Regierung will Asylwesen verstaatlichen

Die Koalition will die Verstaatlichung des Asylwesens voranbringen. Justiz- und Innenministerium verständigten sich auf einen Begutachtungsentwurf, der die Betreuung und Beratung von Flüchtlingen in die Hände einer Agentur gibt, die unter der Ägide des Innenministeriums steht. Die bisherigen Anbieter, zum Beispiel NGOs, müssen ihre Agenden somit abgeben. Erste Kritik ließ am Freitag nicht lange auf sich warten.

Das FPÖ-geführte Innenministerium wollte die entsprechenden Verträge in der Rechtsberatung eigentlich schon mit Jahresende kündigen. Beratung und Betreuung hätten somit schon 2020 in staatliche Obhut übergeben werden sollen. Da das ÖVP-Justizministerium, das für die Asylberufungsinstanz zuständig ist, von den Plänen aber nicht überzeugt war, verschiebt sich nun alles um ein Jahr.

Als sicher gilt, dass die Rechtsberatung in der neuen, staatlichen Agentur eine Eigenständigkeit erhält und der Leiter bzw. die Leiterin dieser Abteilung vom Justizminister bestellt wird. Grundsätzlich ist gemäß den Koalitionsplänen, die der APA als Punktation vorliegen, geplant, eine Bundesagentur für Betreuungs- und Unterstützungsleistungen (BBU) zu etablieren.

Kickl soll Weisungsbefugnis erhalten

Die geplante BBU ist als Gesellschaft mit beschränkter Haftung (GmbH) geplant, die ausschließlich mildtätige und gemeinnützige Zwecke zu verfolgen haben soll. Innenminister Herbert Kickl (FPÖ) wäre gegenüber der BBU-Geschäftsführung weisungsbefugt und würde die allgemeinen Grundsätze der Geschäftspolitik und der Unternehmensführung vorgeben. Die Agentur soll in den Bundesquartieren unter anderem für die Unterbringung, Verköstigung sowie für die Rechts- und Rückkehrberatung zuständig sein. Jene Quartiere, die von den Bundesländern betrieben werden, wären von der Reform aber nicht betroffen.
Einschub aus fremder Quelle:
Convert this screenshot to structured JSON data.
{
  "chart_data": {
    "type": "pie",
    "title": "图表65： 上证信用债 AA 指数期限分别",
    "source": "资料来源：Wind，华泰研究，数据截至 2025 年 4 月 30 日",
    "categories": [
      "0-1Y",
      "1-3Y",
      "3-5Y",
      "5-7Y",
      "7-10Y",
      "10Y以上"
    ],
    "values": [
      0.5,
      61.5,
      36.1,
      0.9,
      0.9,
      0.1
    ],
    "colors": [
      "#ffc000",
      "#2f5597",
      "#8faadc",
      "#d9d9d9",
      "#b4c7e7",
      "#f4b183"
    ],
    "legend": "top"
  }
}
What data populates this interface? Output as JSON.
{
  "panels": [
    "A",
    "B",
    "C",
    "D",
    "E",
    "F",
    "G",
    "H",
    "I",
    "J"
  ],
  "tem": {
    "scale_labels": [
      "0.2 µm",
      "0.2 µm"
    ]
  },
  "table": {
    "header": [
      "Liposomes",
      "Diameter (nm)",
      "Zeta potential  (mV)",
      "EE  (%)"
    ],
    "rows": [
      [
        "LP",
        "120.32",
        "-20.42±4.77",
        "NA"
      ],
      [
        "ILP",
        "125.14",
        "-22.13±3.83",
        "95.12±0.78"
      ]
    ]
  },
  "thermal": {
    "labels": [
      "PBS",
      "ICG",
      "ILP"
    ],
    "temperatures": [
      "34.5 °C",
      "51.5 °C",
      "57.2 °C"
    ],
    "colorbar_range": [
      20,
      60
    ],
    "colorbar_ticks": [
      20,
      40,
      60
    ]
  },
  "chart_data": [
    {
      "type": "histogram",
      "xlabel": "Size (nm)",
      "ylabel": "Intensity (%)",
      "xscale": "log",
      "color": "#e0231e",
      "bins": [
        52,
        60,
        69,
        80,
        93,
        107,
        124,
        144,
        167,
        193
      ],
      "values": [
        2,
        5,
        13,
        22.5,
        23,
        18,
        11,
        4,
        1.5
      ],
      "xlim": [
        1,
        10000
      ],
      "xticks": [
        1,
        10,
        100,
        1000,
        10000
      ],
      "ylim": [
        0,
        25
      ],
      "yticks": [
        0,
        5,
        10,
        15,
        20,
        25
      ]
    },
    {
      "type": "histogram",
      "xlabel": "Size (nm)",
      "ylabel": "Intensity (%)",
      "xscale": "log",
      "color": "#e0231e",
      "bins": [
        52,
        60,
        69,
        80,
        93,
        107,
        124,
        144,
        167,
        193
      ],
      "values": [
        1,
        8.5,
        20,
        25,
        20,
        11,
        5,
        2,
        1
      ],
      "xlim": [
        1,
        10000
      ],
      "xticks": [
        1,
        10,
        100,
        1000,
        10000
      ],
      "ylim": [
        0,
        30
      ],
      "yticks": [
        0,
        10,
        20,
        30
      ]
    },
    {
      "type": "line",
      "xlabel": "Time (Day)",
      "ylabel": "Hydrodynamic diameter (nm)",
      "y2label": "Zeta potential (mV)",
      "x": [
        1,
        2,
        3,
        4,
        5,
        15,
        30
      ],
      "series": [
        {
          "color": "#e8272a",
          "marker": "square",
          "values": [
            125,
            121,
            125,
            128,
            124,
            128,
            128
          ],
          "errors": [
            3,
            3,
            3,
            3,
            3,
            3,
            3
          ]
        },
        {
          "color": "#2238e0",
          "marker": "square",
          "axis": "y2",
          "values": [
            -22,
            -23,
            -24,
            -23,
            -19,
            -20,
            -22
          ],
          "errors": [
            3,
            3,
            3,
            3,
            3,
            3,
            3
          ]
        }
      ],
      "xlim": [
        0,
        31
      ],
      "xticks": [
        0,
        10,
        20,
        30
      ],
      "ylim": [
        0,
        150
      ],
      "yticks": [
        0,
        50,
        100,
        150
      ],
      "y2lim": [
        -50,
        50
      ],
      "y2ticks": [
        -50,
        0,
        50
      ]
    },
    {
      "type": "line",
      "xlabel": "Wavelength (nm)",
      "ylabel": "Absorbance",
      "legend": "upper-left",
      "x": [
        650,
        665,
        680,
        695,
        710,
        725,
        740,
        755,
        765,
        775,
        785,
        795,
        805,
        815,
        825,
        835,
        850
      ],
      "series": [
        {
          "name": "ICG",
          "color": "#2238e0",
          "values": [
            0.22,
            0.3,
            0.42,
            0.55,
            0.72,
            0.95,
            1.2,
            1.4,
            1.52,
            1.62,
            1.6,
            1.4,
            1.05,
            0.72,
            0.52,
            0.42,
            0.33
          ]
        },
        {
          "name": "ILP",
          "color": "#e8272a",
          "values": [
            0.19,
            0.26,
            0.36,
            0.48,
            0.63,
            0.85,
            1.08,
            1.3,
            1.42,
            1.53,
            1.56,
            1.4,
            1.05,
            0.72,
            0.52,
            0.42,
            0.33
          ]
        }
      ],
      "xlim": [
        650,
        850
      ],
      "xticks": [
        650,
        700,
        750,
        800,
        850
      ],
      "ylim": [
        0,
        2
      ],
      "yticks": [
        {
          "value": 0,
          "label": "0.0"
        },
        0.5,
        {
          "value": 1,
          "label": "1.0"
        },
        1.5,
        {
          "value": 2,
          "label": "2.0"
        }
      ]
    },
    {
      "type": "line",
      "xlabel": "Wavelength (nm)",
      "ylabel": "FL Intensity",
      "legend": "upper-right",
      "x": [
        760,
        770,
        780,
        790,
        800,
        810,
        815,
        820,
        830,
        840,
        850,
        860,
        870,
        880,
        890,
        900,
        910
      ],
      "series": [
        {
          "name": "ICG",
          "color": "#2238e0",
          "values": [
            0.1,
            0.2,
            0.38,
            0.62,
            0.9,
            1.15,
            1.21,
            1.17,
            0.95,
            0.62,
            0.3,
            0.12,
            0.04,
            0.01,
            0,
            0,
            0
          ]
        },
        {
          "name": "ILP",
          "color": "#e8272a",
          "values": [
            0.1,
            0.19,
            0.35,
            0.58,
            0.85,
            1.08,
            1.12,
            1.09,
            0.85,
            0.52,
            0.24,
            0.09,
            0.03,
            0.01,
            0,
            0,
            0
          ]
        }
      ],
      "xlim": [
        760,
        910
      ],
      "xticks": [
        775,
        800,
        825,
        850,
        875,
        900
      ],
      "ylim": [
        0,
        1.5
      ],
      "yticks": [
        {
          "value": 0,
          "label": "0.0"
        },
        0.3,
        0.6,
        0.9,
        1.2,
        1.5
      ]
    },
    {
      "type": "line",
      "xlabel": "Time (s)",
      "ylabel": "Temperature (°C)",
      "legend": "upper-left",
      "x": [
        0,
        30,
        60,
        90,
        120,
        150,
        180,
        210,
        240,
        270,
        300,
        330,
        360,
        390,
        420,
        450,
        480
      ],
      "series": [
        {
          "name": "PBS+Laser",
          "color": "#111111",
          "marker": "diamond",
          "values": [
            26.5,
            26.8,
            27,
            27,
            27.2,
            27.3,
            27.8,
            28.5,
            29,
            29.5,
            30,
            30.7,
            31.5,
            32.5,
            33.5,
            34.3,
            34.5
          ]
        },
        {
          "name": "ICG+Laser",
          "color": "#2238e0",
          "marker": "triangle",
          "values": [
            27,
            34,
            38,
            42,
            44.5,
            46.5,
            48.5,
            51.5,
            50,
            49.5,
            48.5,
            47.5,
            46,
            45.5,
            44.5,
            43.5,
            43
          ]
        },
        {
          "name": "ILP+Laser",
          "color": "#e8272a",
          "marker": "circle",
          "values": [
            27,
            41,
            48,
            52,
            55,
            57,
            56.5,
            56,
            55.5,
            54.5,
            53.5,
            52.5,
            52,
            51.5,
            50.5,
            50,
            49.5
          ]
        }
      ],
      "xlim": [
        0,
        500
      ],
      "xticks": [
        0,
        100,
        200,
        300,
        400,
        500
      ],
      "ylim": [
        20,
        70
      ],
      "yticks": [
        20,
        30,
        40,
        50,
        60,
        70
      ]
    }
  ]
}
Bisher sind für die Bundesquartiere, etwa die Erstaufnahmestellen Traiskirchen und Thalham, kommerziell orientierte ausländische Firmen zuständig, zunächst das Unternehmen European Homecare, zuletzt die ORS Service GmbH. Das geht auf die Zeit des ehemaligen Innenministers Ernst Strasser (ÖVP) zurück. Die ORS soll ihre Aufgaben mit Mitte 2020 an die BBU übergeben. Die Auflösung der laufenden Verträge ist noch nicht erfolgt, man sei aber in guten Gesprächen, hieß es aus dem Innenministerium. Mit 2021 soll dann auch die Rechts- und Rückkehrberatung von NGOs wie der Diakonie und der Caritas an die neue, staatliche Agentur gehen.
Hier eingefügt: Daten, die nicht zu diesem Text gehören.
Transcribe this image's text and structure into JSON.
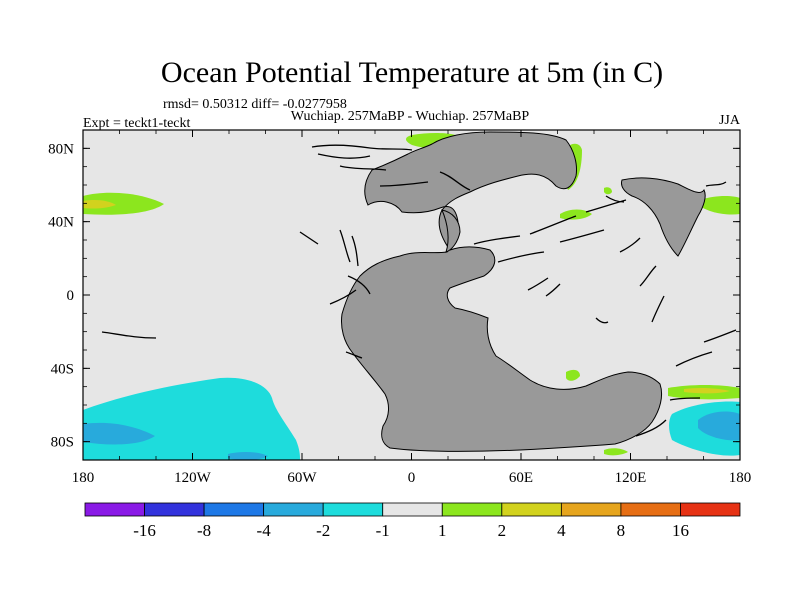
{
  "chart_data": {
    "type": "heatmap",
    "title": "Ocean Potential Temperature at 5m (in C)",
    "stats": "rmsd= 0.50312 diff= -0.0277958",
    "comparison": "Wuchiap. 257MaBP - Wuchiap. 257MaBP",
    "experiment": "Expt = teckt1-teckt",
    "season": "JJA",
    "xlim": [
      -180,
      180
    ],
    "ylim": [
      -90,
      90
    ],
    "x_ticks": [
      {
        "value": -180,
        "label": "180"
      },
      {
        "value": -120,
        "label": "120W"
      },
      {
        "value": -60,
        "label": "60W"
      },
      {
        "value": 0,
        "label": "0"
      },
      {
        "value": 60,
        "label": "60E"
      },
      {
        "value": 120,
        "label": "120E"
      },
      {
        "value": 180,
        "label": "180"
      }
    ],
    "y_ticks": [
      {
        "value": 80,
        "label": "80N"
      },
      {
        "value": 40,
        "label": "40N"
      },
      {
        "value": 0,
        "label": "0"
      },
      {
        "value": -40,
        "label": "40S"
      },
      {
        "value": -80,
        "label": "80S"
      }
    ],
    "colorbar": {
      "colors": [
        "#8a1ae6",
        "#3232dc",
        "#1e78e6",
        "#28aadc",
        "#1edcdc",
        "#e6e6e6",
        "#8ce61e",
        "#d2d21e",
        "#e6a51e",
        "#e66e14",
        "#e63214"
      ],
      "labels": [
        "-16",
        "-8",
        "-4",
        "-2",
        "-1",
        "1",
        "2",
        "4",
        "8",
        "16"
      ]
    },
    "land_color": "#999999",
    "background_color": "#e6e6e6",
    "anomaly_regions": [
      {
        "category": "1 to 2",
        "color": "#8ce61e",
        "location": "north Pacific ~45N, 180-140W"
      },
      {
        "category": "2 to 4",
        "color": "#d2d21e",
        "location": "north Pacific core ~45N"
      },
      {
        "category": "-2 to -1",
        "color": "#1edcdc",
        "location": "south Pacific 45S-90S, 180-40W"
      },
      {
        "category": "-2 to -1",
        "color": "#1edcdc",
        "location": "southwest Pacific 60S-85S, 145E-180"
      },
      {
        "category": "-4 to -2",
        "color": "#28aadc",
        "location": "cores ~80S near 180 and 160E"
      },
      {
        "category": "1 to 2",
        "color": "#8ce61e",
        "location": "Arctic coast 80-85N, 20W-20E"
      },
      {
        "category": "1 to 2",
        "color": "#8ce61e",
        "location": "northeast continent coast 60-85N"
      },
      {
        "category": "1 to 2",
        "color": "#8ce61e",
        "location": "Tethys ~45-50N, 145E-180"
      },
      {
        "category": "1 to 2",
        "color": "#8ce61e",
        "location": "south continent coasts ~40S and ~55S"
      }
    ]
  }
}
Moser betont Unabhängigkeit trotz Kritik

Für die Rechtsberatung ist festgeschrieben, dass innerhalb der BBU ein eigener Bereich aufgebaut werden soll, in dem rund 110 Rechtsberater und -beraterinnen für die erste und zweite Instanz tätig sein sollen. Bedenken gab es schon zuvor, ob eine unter Regierungsobhut geführte Gesellschaft, überhaupt unabhängig sein kann. NGOs fürchteten bereits um Grund- und Menschenrechte in der verpflichtenden Rechtsberatung in asyl- und fremdenrechtlichen Verfahren.

Um dem entgegenzutreten, soll der Bereichsleiter der Rechtsberatung von ÖVP-Justizminister Josef Moser bestimmt und mit eigener Handlungsvollmacht ausgestattet werden. Auch in der Menschenrechtsbeobachtung und bei Übersetzungs- und Dolmetschleistungen soll die Unabhängigkeit der BBU-Geschäftsführung ausdrücklich sichergestellt werden, hieß es vonseiten der Regierung. Zudem gebe es die Kontrolle durch einen Aufsichtsrat. Moser sagte, dass die Unabhängigkeit der Rechtsberatung weiterhin Grundvoraussetzung für ein faires Verfahren sei.
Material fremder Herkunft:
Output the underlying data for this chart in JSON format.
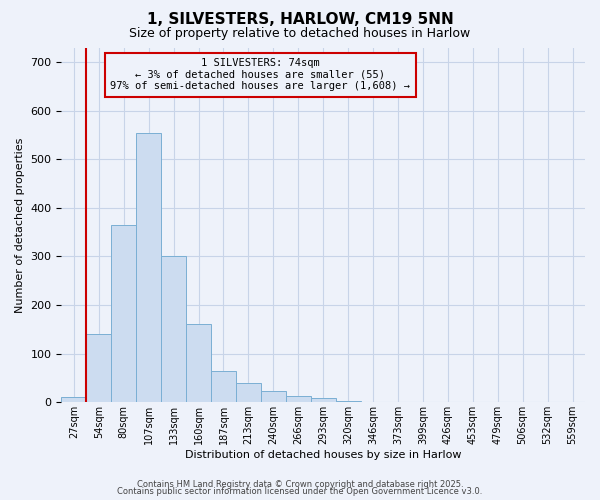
{
  "title": "1, SILVESTERS, HARLOW, CM19 5NN",
  "subtitle": "Size of property relative to detached houses in Harlow",
  "xlabel": "Distribution of detached houses by size in Harlow",
  "ylabel": "Number of detached properties",
  "bar_values": [
    10,
    140,
    365,
    555,
    300,
    162,
    65,
    40,
    23,
    13,
    8,
    2,
    0,
    0,
    0,
    0,
    0,
    0,
    0,
    0,
    0
  ],
  "bin_labels": [
    "27sqm",
    "54sqm",
    "80sqm",
    "107sqm",
    "133sqm",
    "160sqm",
    "187sqm",
    "213sqm",
    "240sqm",
    "266sqm",
    "293sqm",
    "320sqm",
    "346sqm",
    "373sqm",
    "399sqm",
    "426sqm",
    "453sqm",
    "479sqm",
    "506sqm",
    "532sqm",
    "559sqm"
  ],
  "bar_color": "#ccdcf0",
  "bar_edge_color": "#7aafd4",
  "grid_color": "#c8d4e8",
  "bg_color": "#eef2fa",
  "vline_color": "#cc0000",
  "vline_x_index": 1,
  "annotation_title": "1 SILVESTERS: 74sqm",
  "annotation_line1": "← 3% of detached houses are smaller (55)",
  "annotation_line2": "97% of semi-detached houses are larger (1,608) →",
  "ylim": [
    0,
    730
  ],
  "yticks": [
    0,
    100,
    200,
    300,
    400,
    500,
    600,
    700
  ],
  "footnote1": "Contains HM Land Registry data © Crown copyright and database right 2025.",
  "footnote2": "Contains public sector information licensed under the Open Government Licence v3.0."
}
Gesetzestext: Hilfe durch „Dritte" möglich“

Dass künftig nur noch staatliche Einrichtungen im Zuge der Asylverfahren tätig werden, ist anscheinend nicht fix. Denn der BBU soll es ermöglicht werden, sich der Hilfe „Dritter zu bedienen, soweit sie diese Aufgabe aufgrund außergewöhnlicher Umstände nicht aus Eigenem im erforderlichen Umfang erfüllen kann“. In den Erläuterungen zum Gesetzestext ist von zudem außergewöhnlich vielen Schutzsuchenden die Rede – derzeit ist die Zahl freilich nicht abzusehen. Zudem will man auf Dolmetscher zurückgreifen können, vor allem bei seltenen Sprachen. Von der Agentur gestellt werden auch Menschenrechtsbeobachter.

Geleitet werden soll die Agentur von einem oder auch mehreren Geschäftsführern, die für bis zu fünf Jahre bestellt werden. Im Aufsichtsrat hat das Innenministerium mit sechs Vertretern die Hälfte der Mitglieder und die Leitung über. Dazu kommen je ein Repräsentant von Justiz- und Finanzressort sowie vier Belegschaftsvertreter.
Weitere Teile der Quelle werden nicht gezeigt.